Essa bênção constitui um dos 15 passos do Seder. A razão para isso é que o Bircat Hamazon nos
ensina que se a pessoa deseja ser livre, ela precisa aprender a agradecer e ser agradecida.
Há aqueles que têm dificuldade de sentir-se gratos. Eles se abstêm de agradecer um favor ou
uma gentileza porque creem que, ao fazê-lo, ficam endividados perante o outro. Pessoas
realmente livres não têm dificuldade em agradecer e receber agradecimentos. Entendem que,
na vida, todos nós damos e todos nós recebemos.

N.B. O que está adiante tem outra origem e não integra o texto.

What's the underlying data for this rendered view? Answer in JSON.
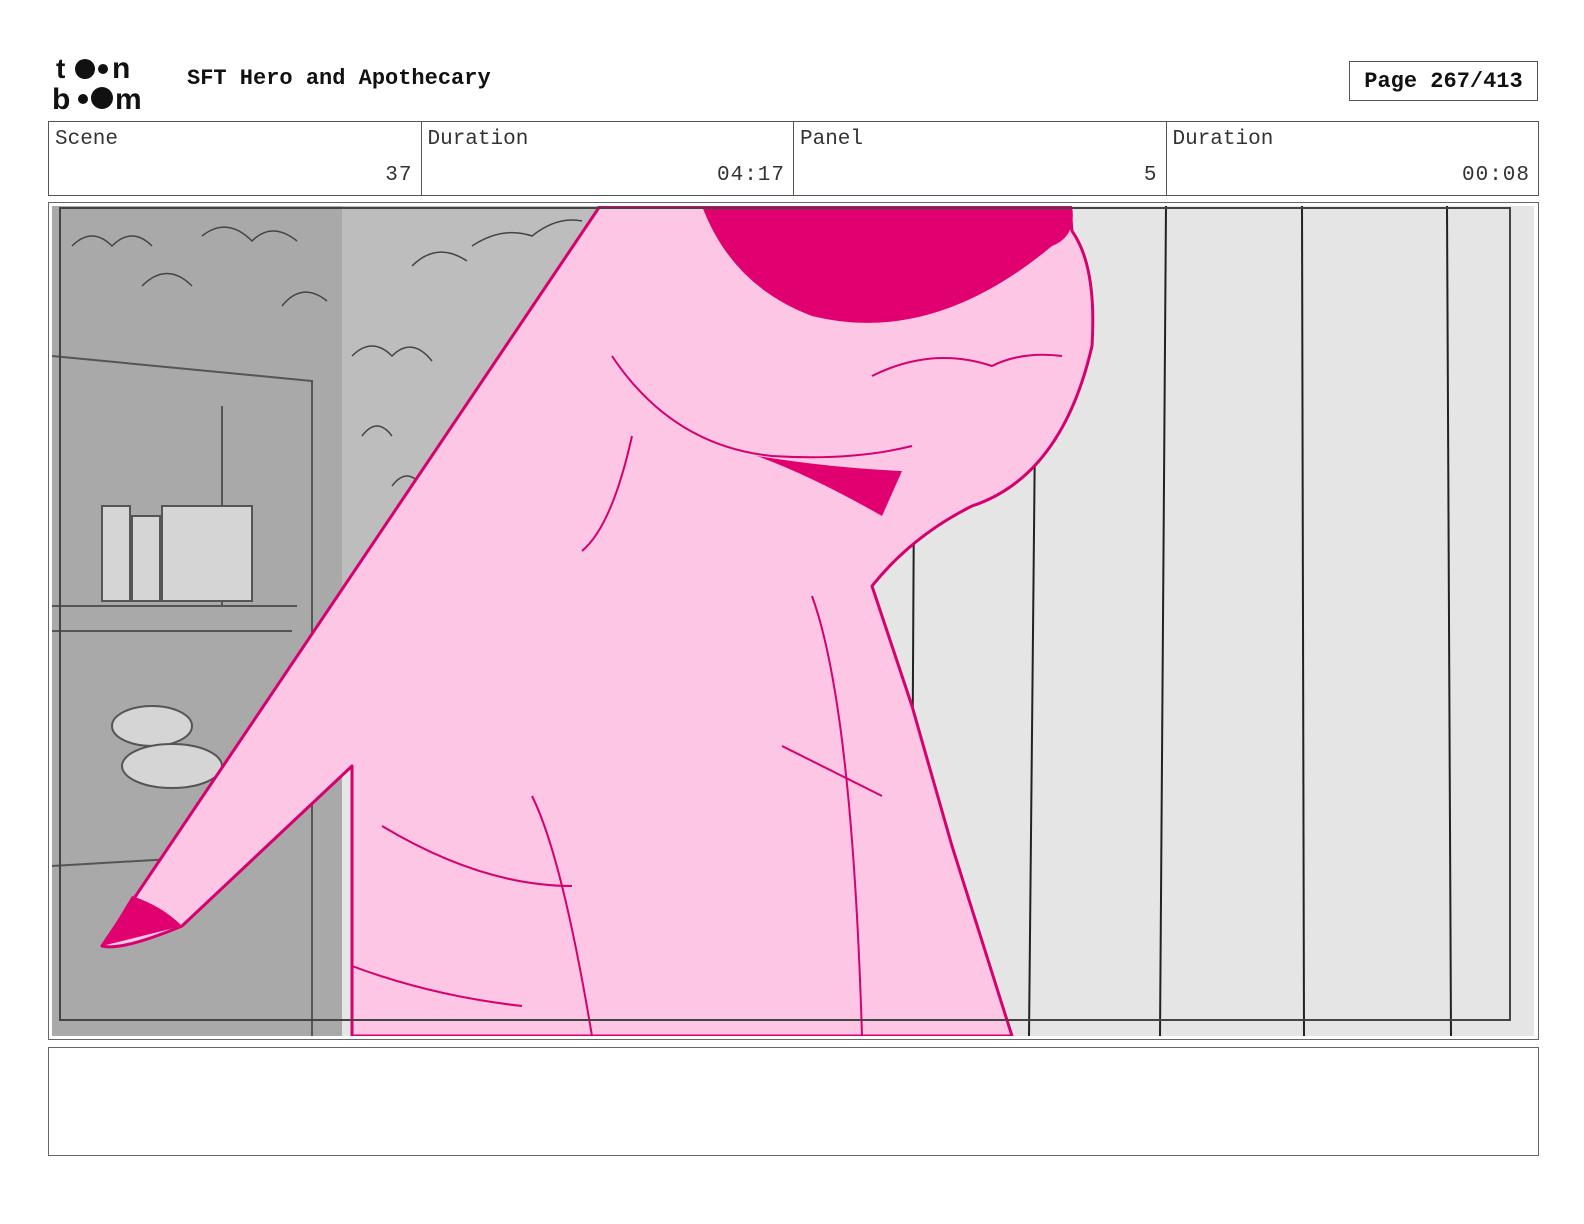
{
  "header": {
    "logo_text_top": "toon",
    "logo_text_bottom": "boom",
    "project_title": "SFT Hero and Apothecary",
    "page_label": "Page 267/413"
  },
  "info": {
    "scene_label": "Scene",
    "scene_value": "37",
    "scene_duration_label": "Duration",
    "scene_duration_value": "04:17",
    "panel_label": "Panel",
    "panel_value": "5",
    "panel_duration_label": "Duration",
    "panel_duration_value": "00:08"
  },
  "colors": {
    "character_fill": "#fcc6e4",
    "character_line": "#d6006e",
    "character_shadow": "#e0006f",
    "background_grey": "#bdbdbd",
    "wall_grey": "#e5e5e5"
  },
  "notes": {
    "text": ""
  }
}
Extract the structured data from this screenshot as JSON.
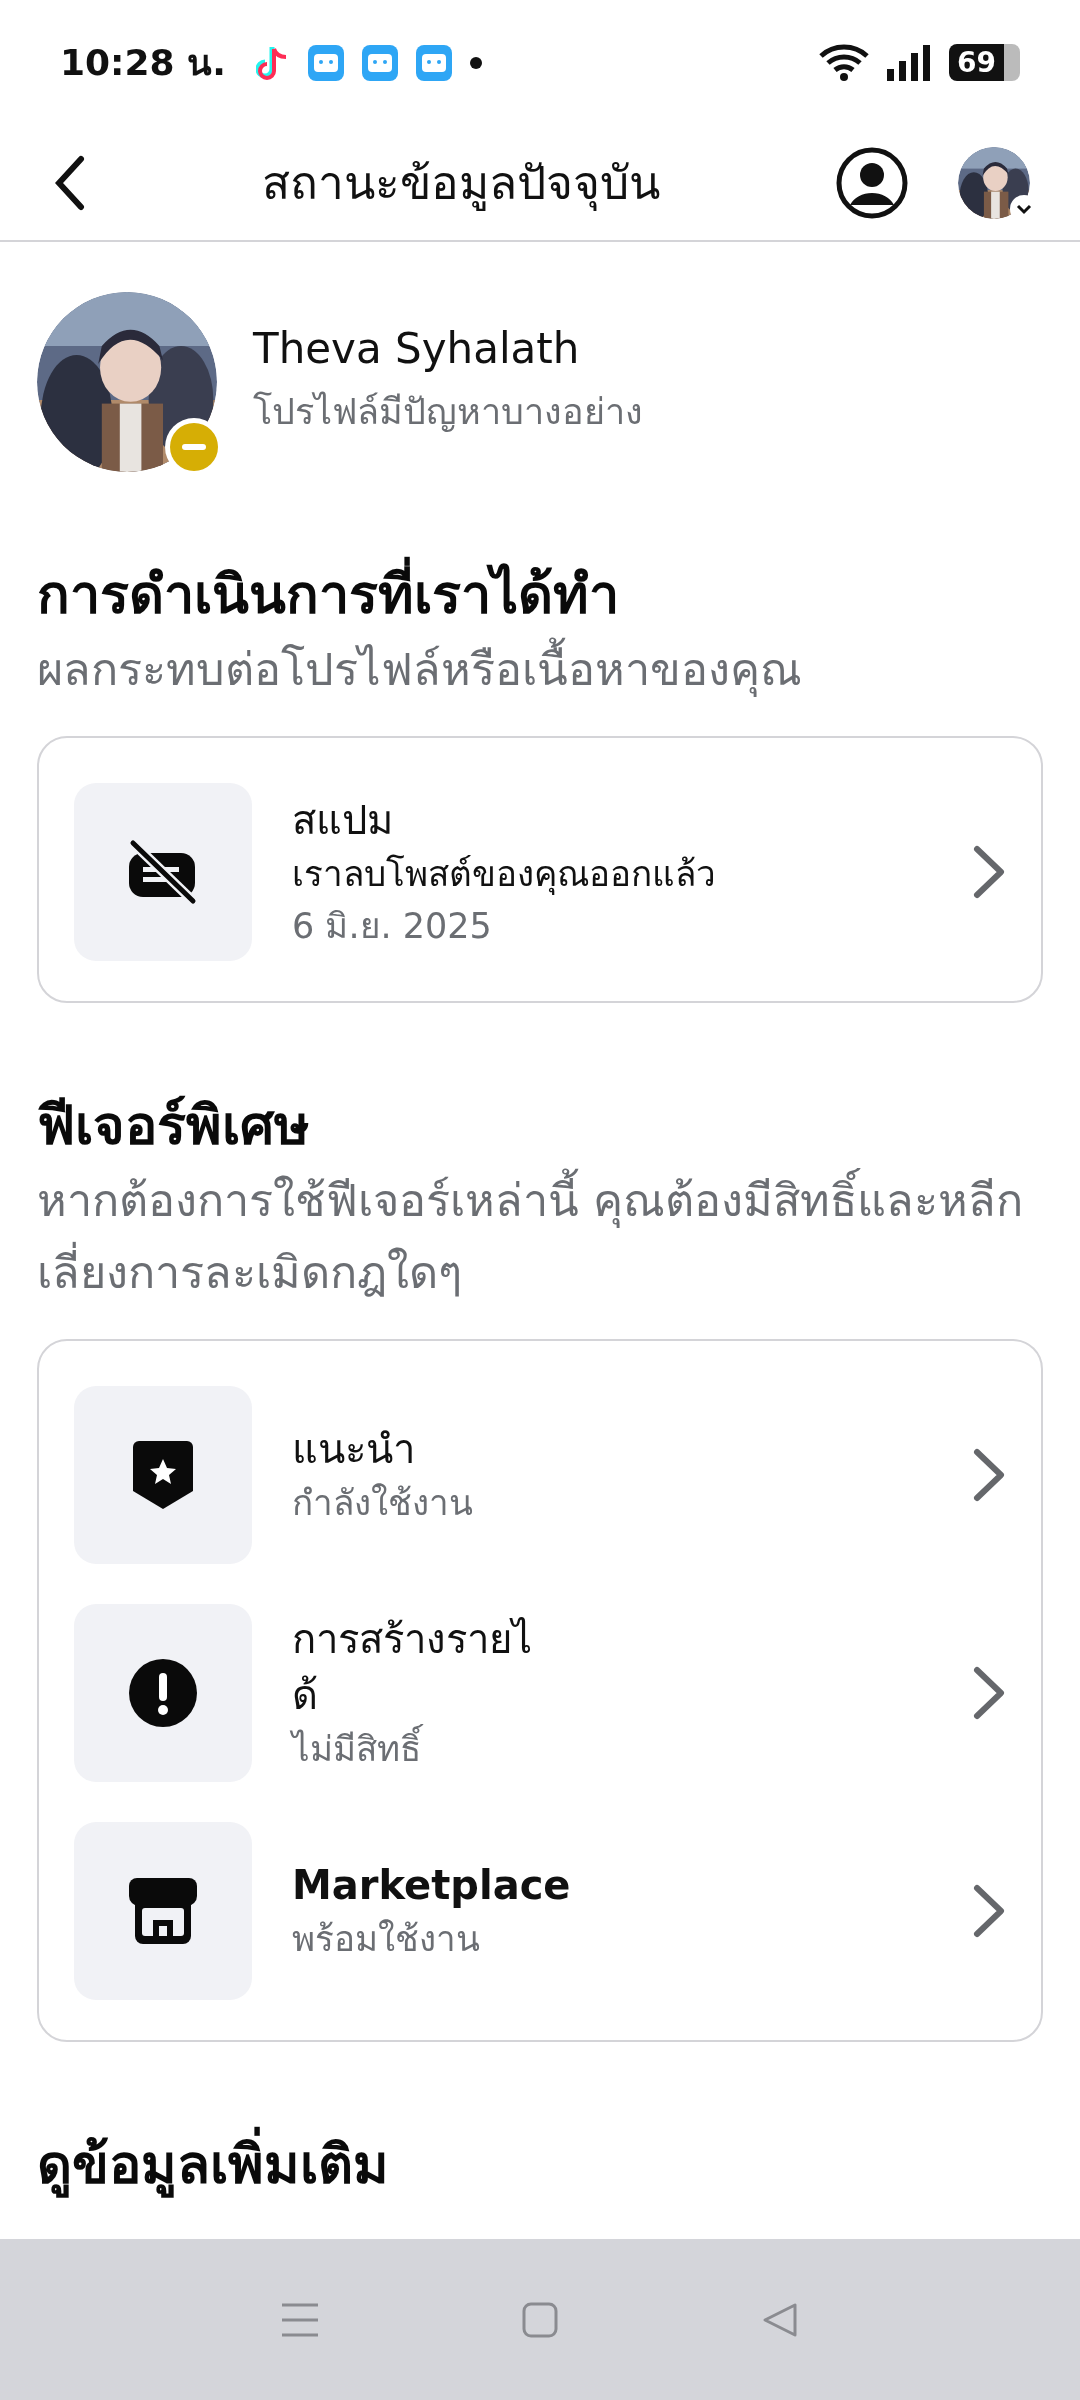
{
  "status_bar": {
    "time": "10:28 น.",
    "battery": "69"
  },
  "header": {
    "title": "สถานะข้อมูลปัจจุบัน"
  },
  "profile": {
    "name": "Theva Syhalath",
    "status": "โปรไฟล์มีปัญหาบางอย่าง"
  },
  "sections": [
    {
      "title": "การดำเนินการที่เราได้ทำ",
      "subtitle": "ผลกระทบต่อโปรไฟล์หรือเนื้อหาของคุณ",
      "items": [
        {
          "kind": "spam",
          "title": "สแปม",
          "description": "เราลบโพสต์ของคุณออกแล้ว",
          "date": "6 มิ.ย. 2025"
        }
      ]
    },
    {
      "title": "ฟีเจอร์พิเศษ",
      "subtitle": "หากต้องการใช้ฟีเจอร์เหล่านี้ คุณต้องมีสิทธิ์และหลีกเลี่ยงการละเมิดกฎใดๆ",
      "items": [
        {
          "kind": "badge",
          "title": "แนะนำ",
          "description": "กำลังใช้งาน"
        },
        {
          "kind": "alert",
          "title": "การสร้างรายได้",
          "description": "ไม่มีสิทธิ์"
        },
        {
          "kind": "shop",
          "title": "Marketplace",
          "description": "พร้อมใช้งาน"
        }
      ]
    },
    {
      "title": "ดูข้อมูลเพิ่มเติม"
    }
  ]
}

Aqueles que não são agradecidos não são livres, pois acreditam – ou fingem acreditar – que são
autossuficientes. A ideia de que não devemos nada a ninguém é de uma arrogância sem par, já
que até as pessoas mais realizadas têm muito a dever aos outros: a Elohim, a seus pais e mestres,
e a todo aquele que ao longo da vida os ajudou. Ser ingrato e ter relacionamentos saudáveis são
coisas opostas – seja com Elohim, seja com outros seres humanos. Ninguém é verdadeiramente
livre se julga não dever favores a ninguém. Quem não é agradecido não é livre, pois vive em um
mundo de ilusória autossuficiência.
Nirtsá responde a uma pergunta existencial que deve ser feita e satisfatoriamente respondida
quando a pessoa deseja alcançar a verdadeira liberdade interior: qual a finalidade de se esforçar
tanto para alcançar a liberdade interior e o crescimento espiritual? Para que, sinceramente,
cumprir esses 15 passos? Por que seguir uma vida de dedicação a Elohim e à alma (passo 1), de
verdade e decência (passo 2), de santificação do corpo (passo 3), de humildade (passo 4), de
conhecimento e estudo da Torá (passo 5), de aperfeiçoamento espiritual (passo 6), de equilíbrio
entre o físico e o espiritual (passo 7), de modéstia (passo 8), de sofrimento saudável (passo 9),
de coragem e resiliência (passo 10), de generosidade e hospitalidade (passo 11), de psicanálise
espiritual (passo 12), de agradecimento (passo 13) e de enaltecimento (passo 14)?
Seder de Pêssach 9
A resposta é o 15o passo – Nirtsá. Ou seja, a crença de que isso é o que Elohim espera de cada
um de nós. Nirtsá nos ensina que nossos esforços para alcançar a libertação interior e o
crescimento espiritual têm grande importância perante Elohim. E transmite a ideia de que
quando o ser humano se empenha em viver a vida que Elohim espera que ele viva, esse homem
cumpre o propósito para o qual foi criado e enviado a este mundo. E, portanto, o Mestre do
Universo se satisfaz com seu serviço.